In his new book about important shifts in Australian culture, entitled The Lucky Culture, Nick Cater writes about the Australian view of class and merit. Before (say, pre-1970s) Australia was a society structured by merit and individual ability. It was a relatively united meritocracy. Cater notes that our culture is now divided along class lines, but not in the Marxian paradigm of workers and bosses (or “labour and capital”). He writes, “There has always been divisions in Australia … but this was of a different order. For the first time there were people who did not simply feel better off but better than their fellow Australians.” (p. 6)
Cater describes a society divided, no longer by merit and lack of merit, but by moral superiority and inferiority. He longs for the older ethic of the meritocracy, where people did not consider themselves better than others, but merely better off. However, the Christian ethic is even more radical than that.

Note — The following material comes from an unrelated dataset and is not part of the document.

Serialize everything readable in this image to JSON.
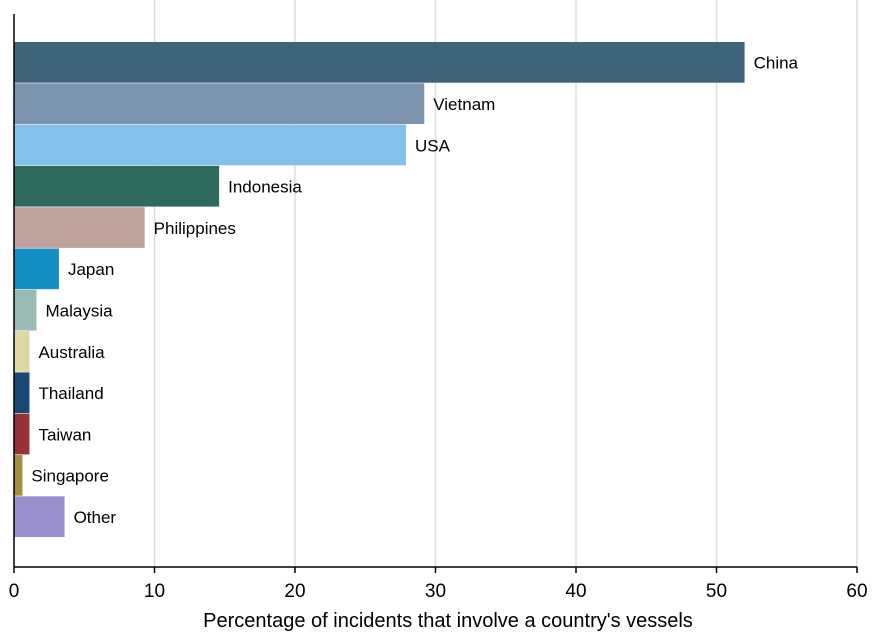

In Philippians 2:3, Paul tells the church in Philippi to “do nothing from rivalry or conceit” but to “consider others as more significant than yourselves.” This could be rendered as “consider others better than yourselves.” The radical nature of Christianity can be seen in this reverse meritocracy, where others are by default better than me. Indeed, this is the “mind” we are to have “among yourselves, which is yours in Christ Jesus.” (Philippians 2:5) In Christ, we live in a reverse meritocracy.

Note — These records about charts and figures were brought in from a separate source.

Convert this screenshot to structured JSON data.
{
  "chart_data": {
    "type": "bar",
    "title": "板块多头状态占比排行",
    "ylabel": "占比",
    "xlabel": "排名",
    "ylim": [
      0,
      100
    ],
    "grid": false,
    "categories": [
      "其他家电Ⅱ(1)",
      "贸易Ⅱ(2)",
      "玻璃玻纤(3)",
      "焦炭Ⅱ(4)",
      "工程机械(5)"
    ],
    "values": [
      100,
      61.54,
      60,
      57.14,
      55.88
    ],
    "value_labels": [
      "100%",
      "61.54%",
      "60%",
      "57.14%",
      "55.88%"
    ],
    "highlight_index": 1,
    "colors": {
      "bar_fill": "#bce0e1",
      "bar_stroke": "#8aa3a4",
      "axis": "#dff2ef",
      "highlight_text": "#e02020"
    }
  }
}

Of course, it is not literally the case that others are actually better. All believers wear the righteousness of Christ, and not our own. If we start to wear our own, we will begin to think of ourselves as better than others, and we fall into the trap of modern Australia. However, we are to consider others as better, not because others are actually better, but because if we strive for this we imitate our Lord Jesus. (Philippians 2:6-8) He is most obviously not less than anyone else, for He is the eternal God. Yet, he humbled himself “even to the point of death.”
Consider others better than yourselves, and you are displaying the glorious mind of Christ.